Sunday was also the day Our Lord was risen and the day the church was started at Pentecost, when the Holy Spirit first came to indwell Christians. All of these occurrences signify that Christians should worship on Sunday and not on Saturday, as did the Jews.
Each person should give “as he may prosper” (v. 2b). Thus, those Christians who were prosperous would give more than those who were poor. Paul stipulated that the collections should be present “when I come”, which indicates an orderly and consistent giving instead of a last minute, haphazard giving after Paul’s arrival (v. 2c).
At that point the church in Corinth would designate a member to deliver the collection “gift to Jerusalem” (v. 3). The gifts were likely intended for the Christians in Jerusalem who were suffering economically. Often, they were not able to find jobs because of persecution and, on top of that, they were suffering from the effects of a drought.
Paul offered that, “if it is fitting”, the messenger delivering the gifts could go with Paul to Jerusalem (v. 4). Paul is leaving this authority to the discretion of the local church rather than ordering them to do so.

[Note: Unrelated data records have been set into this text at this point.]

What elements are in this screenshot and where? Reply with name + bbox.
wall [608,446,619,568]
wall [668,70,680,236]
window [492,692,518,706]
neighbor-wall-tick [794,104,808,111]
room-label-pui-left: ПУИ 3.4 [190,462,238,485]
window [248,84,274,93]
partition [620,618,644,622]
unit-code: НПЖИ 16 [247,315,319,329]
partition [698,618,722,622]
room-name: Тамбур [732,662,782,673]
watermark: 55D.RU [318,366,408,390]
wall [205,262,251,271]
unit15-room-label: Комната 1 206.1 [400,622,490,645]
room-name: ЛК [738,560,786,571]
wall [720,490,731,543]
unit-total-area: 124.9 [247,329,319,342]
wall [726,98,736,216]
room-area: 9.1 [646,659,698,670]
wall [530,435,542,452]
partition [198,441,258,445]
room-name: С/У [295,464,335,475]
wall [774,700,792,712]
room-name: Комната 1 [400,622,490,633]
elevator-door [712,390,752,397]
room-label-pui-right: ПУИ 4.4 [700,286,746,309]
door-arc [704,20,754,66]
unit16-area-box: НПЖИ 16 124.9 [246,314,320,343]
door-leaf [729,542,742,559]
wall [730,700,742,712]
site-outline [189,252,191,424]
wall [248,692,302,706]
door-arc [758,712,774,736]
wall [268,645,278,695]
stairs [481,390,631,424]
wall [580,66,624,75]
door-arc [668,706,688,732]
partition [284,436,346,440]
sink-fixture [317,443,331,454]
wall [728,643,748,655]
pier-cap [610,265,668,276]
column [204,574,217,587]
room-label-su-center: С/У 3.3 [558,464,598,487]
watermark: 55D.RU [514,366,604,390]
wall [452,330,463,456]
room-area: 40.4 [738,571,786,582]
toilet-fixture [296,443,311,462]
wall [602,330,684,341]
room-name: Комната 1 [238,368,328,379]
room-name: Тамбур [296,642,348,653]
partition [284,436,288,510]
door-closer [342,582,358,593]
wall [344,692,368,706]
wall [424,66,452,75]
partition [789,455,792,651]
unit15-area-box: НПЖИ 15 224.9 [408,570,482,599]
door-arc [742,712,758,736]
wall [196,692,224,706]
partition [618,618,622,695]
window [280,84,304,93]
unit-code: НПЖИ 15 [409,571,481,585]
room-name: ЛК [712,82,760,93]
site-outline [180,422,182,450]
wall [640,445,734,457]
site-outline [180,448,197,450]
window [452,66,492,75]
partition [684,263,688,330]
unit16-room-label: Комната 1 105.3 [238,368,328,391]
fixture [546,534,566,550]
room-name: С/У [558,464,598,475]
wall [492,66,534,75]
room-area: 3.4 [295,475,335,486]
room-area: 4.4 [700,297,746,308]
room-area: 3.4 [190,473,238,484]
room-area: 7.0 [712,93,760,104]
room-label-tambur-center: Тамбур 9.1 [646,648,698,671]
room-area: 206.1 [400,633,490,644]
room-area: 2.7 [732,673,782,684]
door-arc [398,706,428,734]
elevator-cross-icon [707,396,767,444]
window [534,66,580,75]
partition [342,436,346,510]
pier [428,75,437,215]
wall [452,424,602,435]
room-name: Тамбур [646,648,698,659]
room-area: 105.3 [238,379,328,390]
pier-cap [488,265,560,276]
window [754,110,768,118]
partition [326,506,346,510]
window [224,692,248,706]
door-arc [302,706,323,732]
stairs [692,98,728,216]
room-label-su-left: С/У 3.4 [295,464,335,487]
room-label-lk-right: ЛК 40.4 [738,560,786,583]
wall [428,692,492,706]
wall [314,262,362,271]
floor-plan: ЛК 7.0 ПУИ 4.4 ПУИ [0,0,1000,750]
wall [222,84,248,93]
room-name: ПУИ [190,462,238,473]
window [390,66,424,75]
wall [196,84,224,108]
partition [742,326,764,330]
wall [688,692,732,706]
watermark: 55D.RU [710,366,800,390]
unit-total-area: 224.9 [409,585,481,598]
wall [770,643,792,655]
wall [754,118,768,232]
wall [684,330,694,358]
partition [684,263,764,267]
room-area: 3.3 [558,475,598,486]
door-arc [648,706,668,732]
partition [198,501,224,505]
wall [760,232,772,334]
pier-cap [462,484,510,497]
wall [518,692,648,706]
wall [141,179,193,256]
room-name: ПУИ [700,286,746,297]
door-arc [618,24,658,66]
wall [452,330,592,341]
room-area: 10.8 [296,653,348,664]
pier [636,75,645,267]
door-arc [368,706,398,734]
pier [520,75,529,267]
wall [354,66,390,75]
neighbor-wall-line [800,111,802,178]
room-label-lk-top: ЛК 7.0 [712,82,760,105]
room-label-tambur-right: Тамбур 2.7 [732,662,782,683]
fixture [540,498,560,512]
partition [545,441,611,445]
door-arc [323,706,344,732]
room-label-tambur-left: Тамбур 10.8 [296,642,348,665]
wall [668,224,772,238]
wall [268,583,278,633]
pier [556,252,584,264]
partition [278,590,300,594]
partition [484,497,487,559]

Paul continues by informing the Corinthian Christians that he will “pass through Macedonia” prior to coming to Corinth (v. 5). In this way, he tells them that it will be later rather than sooner that he will arrive.
Paul also wanted to make collections from the Macedonian churches, north of Corinth, before his return voyage southeast to Jerusalem. Paul’s journey through Macedonia would take him through the cities of Neapolis, Philippi, Amphipolis, Pella and Berea.
However, Paul’s plan went awry when persecutors threatened his return to Jerusalem from Greece (Achaia). He then had to retrace his steps back through Macedonia and set sail from Neapolis.
Next, Paul informs the Corinthian Christians that he might “spend the winter” with them (v. 6). This would all depend on when he would arrive in Corinth. If he arrived as winter was approaching, he would not be able to set sail for Jerusalem at that time. The Mediterranean Sea was closed to travel during the winter months.
Whatever the case, Paul hopes “to stay a while” with the Corinthian Christians, and not just pass through as was his plan for the Macedonians (v. 7a). Of course, Paul understands that, even though he is making these plans, all of his plans depend on “if the Lord permits” (v. 7b).
Nevertheless, Paul knew that he would need to “tarry in Ephesus until Pentecost”, which occurs forty days after Easter. This means that he would not leave Ephesus until sometime in May. Winter in Greece would begin in November.
In Ephesus, Paul had rented out a large hall and was training ministers to start churches north of Ephesus in cities like Smyrna, Lydia, Thyatira, Sardis and Philadelphia. Paul’s work in Ephesus was very important, which is why he stayed there so long.
God had opened “a great and effective door” (v. 9). From Ephesus, Paul was sending out apostles to start home churches which would spread the Gospel throughout Asia.
However, there were “many adversaries” against the spread of the gospel (v. 9b). Satan always concentrates his forces where God is working. Satan’s main targets are churches and their ministers.
This was evident when Paul had to return to Jerusalem from Greece back through Macedonia instead of directly from Greece. This was also evident in the false teaching in the church that Paul wrote of in the previous chapter and seems to return to here.
And this presence of many adversaries is certainly evident today. Churches and ministers today are under assault from Satan and those who are under his control. They are leading churches and ministers away from the teachings of the Bible.
Especially liberal churches who do not stress Bible teaching, as do the evangelical churches, are falling prey to the influence of Satan. They even distort God’s Word regarding sexual immorality in order to appeal to the masses who are under the influence of Satan.
Unfortunately, today, as in Paul’s day, there are false teachers in our churches. When selecting a church home we must be especially vigilante to ensure that the church is teaching God’s word. There are many adversaries to the spread of God’s Word, both outside and inside of the church.